В Европе вооружение народа также не приветствовалось. Японских строгостей не было, но, кроме прочего, функции воина и пахаря выполняли разные люди – Европа вполне могла это себе позволить. В известном историческом романе Вальтера Скотта «Квентин Дорвард» профессиональный наёмник Лесли, шотландский гвардеец французского короля Людовика XI, говорит своему племяннику Квентину: «Король Людовик рассуждает так: “Ты, простофиля Жак, добрый мой крестьянин, знай своё дело – свой плуг, свою борону, свою кирку или лопату, – а мои храбрые шотландцы будут сражаться за тебя. Твоя забота – заплатить за их труд из своего кармана, и только”…».
Деталь романа точно обрисовала и реальную историческую ситуацию: ни европейским королям, ни европейским феодалам не было нужды в вооружённом и владеющем оружием крестьянине. Только в одной стране Европы – в Швейцарии, простонародье и горожане держали копья и мечи в руках умело и крепко, и это сразу привело к тому, что в гористом центре Европы феодализм сменился средневековой федерацией швейцарских кантонов – фактически республиканской.
Особое положение Московской Руси – соседство с Крымским ханством, обеспечивало и особое положение русской народной массы по части вооружения. Необходимость для власти в вооружённом народе сохранялась. Недаром рубежное казачество, состоявшее из беглых, Москвой не преследовалось, а привлекалось к сторожевой службе.
Но ко времени Алексея Михайловича «Тишайшего» фактор Крыма из стратегической угрозы самому существованию государства перешёл в разряд второстепенных, всего лишь тревожащих, но не смертельных. Военный потенциал государства ещё со времён Ивана Грозного стал всё более заключаться в регулярном войске, а при Алексее Михайловиче такое положение лишь закрепилось и усилилось, в том числе – за счёт образования многочисленных полков «иноземного строя».
С другой стороны, крестьянская масса уже была закрепощена, а это создавало непреходящую угрозу её возмущения. А усиление податного гнёта волновало как крестьян, так и городские посады.
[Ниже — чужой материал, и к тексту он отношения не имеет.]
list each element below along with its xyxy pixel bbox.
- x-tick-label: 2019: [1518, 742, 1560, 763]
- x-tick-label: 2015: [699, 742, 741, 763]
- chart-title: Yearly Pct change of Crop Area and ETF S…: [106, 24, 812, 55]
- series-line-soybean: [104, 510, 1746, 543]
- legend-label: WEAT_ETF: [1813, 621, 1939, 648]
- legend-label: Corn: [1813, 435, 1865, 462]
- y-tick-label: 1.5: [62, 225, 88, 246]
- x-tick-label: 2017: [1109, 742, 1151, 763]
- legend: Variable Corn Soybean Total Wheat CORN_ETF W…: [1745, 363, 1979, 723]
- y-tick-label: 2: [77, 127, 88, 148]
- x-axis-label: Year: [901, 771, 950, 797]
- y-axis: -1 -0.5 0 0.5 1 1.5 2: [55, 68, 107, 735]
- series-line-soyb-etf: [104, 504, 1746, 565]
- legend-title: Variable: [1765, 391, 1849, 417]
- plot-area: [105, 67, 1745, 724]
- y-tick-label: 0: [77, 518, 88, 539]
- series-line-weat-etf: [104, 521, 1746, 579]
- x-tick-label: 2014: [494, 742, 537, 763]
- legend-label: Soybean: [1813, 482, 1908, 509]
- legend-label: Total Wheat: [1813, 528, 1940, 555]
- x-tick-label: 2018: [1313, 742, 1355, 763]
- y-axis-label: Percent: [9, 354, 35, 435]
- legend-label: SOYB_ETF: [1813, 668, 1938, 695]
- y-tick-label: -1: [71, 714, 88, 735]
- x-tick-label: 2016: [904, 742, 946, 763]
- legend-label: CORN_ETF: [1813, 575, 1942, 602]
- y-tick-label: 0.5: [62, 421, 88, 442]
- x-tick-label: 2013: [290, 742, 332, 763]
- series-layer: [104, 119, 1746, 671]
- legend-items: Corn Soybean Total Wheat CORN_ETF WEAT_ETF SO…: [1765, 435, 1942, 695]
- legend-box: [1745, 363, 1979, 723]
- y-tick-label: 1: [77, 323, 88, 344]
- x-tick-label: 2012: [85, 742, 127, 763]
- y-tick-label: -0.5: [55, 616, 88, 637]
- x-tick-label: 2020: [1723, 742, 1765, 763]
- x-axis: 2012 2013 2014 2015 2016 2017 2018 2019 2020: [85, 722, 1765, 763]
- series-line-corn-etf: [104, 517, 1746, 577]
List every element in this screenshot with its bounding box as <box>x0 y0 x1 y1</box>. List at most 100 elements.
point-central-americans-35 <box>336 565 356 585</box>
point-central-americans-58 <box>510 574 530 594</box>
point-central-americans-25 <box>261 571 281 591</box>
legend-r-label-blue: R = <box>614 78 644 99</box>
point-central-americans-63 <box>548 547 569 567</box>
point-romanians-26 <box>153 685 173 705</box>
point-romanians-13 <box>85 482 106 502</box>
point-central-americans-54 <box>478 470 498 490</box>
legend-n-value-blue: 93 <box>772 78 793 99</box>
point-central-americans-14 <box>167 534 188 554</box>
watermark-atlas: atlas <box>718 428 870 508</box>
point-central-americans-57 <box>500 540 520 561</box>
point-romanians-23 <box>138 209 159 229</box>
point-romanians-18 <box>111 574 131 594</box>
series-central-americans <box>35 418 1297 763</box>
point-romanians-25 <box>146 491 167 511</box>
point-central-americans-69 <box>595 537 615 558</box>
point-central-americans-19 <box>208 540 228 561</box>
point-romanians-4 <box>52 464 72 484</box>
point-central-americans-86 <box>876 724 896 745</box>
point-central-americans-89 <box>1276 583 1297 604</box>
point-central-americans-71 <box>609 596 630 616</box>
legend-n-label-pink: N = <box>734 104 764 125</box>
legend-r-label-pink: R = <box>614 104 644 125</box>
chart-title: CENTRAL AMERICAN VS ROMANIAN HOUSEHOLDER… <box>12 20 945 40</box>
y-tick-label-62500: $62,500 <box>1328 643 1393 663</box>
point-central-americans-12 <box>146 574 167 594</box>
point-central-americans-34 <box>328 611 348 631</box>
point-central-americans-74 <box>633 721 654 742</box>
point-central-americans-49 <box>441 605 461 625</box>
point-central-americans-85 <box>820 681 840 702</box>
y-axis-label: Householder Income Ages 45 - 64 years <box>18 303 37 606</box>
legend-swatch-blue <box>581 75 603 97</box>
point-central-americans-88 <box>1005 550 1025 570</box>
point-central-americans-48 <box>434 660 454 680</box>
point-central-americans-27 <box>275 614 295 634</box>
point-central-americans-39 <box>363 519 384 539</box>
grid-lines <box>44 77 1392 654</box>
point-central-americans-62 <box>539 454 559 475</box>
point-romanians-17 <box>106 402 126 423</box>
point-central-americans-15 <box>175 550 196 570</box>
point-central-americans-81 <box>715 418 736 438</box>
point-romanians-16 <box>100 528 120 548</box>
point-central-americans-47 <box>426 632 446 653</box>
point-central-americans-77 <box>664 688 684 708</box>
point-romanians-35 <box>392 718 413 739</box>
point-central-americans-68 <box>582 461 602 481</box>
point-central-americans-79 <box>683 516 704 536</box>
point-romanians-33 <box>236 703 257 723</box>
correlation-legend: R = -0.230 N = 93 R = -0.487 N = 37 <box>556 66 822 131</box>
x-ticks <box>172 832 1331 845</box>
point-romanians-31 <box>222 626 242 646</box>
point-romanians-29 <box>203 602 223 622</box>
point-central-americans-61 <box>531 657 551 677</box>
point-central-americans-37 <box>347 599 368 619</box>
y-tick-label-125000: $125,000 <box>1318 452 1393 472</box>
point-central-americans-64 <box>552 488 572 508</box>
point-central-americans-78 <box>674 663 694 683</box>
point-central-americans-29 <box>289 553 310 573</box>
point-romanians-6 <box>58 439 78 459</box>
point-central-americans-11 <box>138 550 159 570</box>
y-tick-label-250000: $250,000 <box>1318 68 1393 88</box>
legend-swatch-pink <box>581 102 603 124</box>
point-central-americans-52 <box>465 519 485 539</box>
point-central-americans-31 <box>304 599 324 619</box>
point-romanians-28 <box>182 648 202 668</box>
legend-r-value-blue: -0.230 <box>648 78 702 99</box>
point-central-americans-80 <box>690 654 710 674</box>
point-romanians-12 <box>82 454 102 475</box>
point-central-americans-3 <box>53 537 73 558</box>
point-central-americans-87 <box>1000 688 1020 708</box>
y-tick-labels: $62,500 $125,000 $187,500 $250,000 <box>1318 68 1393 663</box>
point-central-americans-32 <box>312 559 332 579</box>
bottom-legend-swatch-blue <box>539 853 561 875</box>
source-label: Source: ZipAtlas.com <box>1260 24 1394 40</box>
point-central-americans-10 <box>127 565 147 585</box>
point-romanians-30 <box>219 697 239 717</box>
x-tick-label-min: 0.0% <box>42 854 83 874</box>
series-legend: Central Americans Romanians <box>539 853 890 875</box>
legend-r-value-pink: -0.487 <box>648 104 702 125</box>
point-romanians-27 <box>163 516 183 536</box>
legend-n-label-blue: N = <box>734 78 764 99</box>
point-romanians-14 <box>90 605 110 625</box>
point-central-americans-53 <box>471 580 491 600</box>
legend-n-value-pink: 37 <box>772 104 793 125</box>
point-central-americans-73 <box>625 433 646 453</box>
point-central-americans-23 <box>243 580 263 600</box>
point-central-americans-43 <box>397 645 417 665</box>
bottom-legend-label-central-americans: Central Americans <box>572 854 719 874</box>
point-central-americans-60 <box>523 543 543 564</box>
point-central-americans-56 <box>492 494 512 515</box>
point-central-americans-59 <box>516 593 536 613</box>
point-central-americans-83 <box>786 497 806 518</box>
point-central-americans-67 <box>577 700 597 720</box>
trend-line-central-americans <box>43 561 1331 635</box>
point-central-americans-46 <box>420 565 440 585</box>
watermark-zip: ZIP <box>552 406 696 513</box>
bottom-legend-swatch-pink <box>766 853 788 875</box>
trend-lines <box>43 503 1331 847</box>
И в наступающее «Бунташное время» вооружённый народ не был нужен уже и московской верховной власти.
Крестьянская война Степана Разина окончательно выявила опасность вооружённого народа для властной имущей элиты, и царь просто не мог не проводить – не мытьём, так катаньем, не конфискациями, так запретами, курс на разоружение народной массы и отучение её от воинских традиций.
Пожалуй, в том числе и в этом надо искать причины неудачи Крымских походов Василия Голицына в пред-петровскую эпоху и первых воинских неудач самого Петра. К началу петровской эпохи в народной массе, из которой рекрутировалось войско и которая по необходимости привлекалась к военным проектам, воинский дух в немалой мере выветрился. И лишь военные потребности Петра его в полной мере возродили.